Great stuff! Cheers for the explanation. I had a feeling it had something to do with constness, which is another thing that I think C++ gets right compared to its "successors". Of course, since I started functional programming, my attitude has been towards const and immutability by default :grin:

Okay great, much better, anyway thank you again, I will try playing with it a little.
You'll find it a real pain to do any proofs. The biggest headache is the fact that you can't write things like:

Code: Select all
1) P  (assumption)
2) P => Q  (assumption)
3) Q  (MP 1,2)
4) P => (P => Q) => Q (1-3)


There's just nothing in the formal system which allows you to make assumptions like this and then discharge them at the end of a proof. And yet being able to do this makes things so much easier.

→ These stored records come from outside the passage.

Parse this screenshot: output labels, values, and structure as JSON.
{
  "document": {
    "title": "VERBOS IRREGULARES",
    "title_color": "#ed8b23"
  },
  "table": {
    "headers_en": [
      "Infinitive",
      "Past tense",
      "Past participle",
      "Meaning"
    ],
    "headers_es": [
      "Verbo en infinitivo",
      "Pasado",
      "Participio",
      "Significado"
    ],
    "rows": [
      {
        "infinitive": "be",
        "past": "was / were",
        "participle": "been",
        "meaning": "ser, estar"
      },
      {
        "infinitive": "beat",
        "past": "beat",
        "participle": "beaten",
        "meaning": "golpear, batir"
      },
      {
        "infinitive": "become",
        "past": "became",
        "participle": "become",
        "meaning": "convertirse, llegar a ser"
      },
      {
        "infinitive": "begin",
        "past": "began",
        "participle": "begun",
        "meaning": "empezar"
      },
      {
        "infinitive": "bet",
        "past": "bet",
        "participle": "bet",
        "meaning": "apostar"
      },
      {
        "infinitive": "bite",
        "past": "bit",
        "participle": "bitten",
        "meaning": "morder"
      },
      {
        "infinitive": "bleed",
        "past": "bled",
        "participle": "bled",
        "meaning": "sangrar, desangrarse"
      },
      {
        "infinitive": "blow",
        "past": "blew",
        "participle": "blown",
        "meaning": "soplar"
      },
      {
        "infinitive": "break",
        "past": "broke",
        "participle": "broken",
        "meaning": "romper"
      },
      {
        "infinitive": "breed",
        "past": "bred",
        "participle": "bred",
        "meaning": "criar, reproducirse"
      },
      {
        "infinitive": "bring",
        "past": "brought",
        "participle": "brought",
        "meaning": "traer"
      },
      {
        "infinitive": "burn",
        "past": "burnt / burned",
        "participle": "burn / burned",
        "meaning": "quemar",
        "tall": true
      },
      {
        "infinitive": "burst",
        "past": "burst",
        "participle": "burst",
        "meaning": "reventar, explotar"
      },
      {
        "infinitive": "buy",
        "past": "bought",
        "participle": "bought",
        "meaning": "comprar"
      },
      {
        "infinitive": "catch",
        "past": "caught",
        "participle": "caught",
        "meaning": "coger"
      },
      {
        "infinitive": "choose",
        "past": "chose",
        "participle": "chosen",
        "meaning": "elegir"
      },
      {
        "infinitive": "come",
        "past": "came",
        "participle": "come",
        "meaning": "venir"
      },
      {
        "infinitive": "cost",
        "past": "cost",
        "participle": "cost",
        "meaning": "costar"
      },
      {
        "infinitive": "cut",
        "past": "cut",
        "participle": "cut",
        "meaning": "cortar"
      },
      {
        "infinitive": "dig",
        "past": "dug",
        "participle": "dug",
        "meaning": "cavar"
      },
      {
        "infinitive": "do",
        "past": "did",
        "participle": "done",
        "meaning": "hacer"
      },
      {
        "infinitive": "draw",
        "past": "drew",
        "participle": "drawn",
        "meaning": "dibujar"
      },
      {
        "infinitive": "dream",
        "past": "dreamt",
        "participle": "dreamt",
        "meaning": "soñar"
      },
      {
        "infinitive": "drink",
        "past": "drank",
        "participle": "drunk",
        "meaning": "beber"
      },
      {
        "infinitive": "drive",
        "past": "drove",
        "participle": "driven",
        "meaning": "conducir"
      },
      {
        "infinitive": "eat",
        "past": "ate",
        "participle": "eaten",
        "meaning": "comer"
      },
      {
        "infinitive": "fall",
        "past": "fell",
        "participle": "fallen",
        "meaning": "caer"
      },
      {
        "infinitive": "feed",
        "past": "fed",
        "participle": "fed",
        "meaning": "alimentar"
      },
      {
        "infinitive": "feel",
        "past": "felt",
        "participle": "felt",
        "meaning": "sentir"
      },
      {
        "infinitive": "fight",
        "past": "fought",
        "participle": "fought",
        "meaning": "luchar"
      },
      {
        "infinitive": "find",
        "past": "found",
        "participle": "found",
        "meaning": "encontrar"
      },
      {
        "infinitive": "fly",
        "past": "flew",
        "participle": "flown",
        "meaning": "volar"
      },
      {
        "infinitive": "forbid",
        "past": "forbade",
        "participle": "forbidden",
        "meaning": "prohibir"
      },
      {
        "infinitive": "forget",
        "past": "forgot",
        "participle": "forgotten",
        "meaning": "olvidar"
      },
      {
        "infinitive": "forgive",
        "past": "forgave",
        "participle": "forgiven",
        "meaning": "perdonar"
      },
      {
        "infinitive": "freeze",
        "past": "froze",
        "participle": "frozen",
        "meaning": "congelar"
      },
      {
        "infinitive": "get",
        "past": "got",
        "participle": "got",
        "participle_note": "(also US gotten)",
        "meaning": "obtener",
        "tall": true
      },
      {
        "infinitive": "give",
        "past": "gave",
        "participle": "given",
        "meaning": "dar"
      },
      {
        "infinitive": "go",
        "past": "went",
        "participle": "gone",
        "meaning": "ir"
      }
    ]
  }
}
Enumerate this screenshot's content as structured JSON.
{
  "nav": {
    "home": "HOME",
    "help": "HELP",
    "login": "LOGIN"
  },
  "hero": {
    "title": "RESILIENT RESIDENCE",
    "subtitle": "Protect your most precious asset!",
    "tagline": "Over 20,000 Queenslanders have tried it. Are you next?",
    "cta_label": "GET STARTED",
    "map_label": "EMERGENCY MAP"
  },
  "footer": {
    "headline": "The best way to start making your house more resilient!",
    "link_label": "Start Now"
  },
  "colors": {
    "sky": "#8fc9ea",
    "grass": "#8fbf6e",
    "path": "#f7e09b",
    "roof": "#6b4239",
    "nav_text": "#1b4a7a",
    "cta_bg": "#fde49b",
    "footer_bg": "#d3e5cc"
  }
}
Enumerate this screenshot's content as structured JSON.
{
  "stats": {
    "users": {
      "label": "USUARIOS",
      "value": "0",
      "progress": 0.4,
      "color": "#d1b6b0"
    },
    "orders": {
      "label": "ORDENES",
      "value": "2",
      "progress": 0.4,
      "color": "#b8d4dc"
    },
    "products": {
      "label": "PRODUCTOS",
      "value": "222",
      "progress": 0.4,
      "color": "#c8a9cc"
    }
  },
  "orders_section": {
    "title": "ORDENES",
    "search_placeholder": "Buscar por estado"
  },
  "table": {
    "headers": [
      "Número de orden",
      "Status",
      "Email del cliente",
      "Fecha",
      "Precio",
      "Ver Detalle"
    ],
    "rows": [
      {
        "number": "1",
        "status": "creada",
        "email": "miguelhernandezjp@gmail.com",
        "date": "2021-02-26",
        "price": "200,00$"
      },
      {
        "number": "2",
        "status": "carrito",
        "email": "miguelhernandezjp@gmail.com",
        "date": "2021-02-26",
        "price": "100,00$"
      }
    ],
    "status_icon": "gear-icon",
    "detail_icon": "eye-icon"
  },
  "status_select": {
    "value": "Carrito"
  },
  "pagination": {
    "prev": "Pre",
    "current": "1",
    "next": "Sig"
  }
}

So the first thing you encounter in the proof theory of this sort of formal system is the "Deduction Theorem", which shows that any proof with explicit assumptions can always be translated into a proof which doesn't make explicit assumptions. And after writing my utilities module, the first thing I did was define a new proof language which allows for explicit assumptions, and then I wrote a "Deduction Function", which mirrors the Deduction Theorem exactly except that it is recursive where the theorem is inductive. This function transforms a proof in the new proof language into a true theorem from the logical kernel.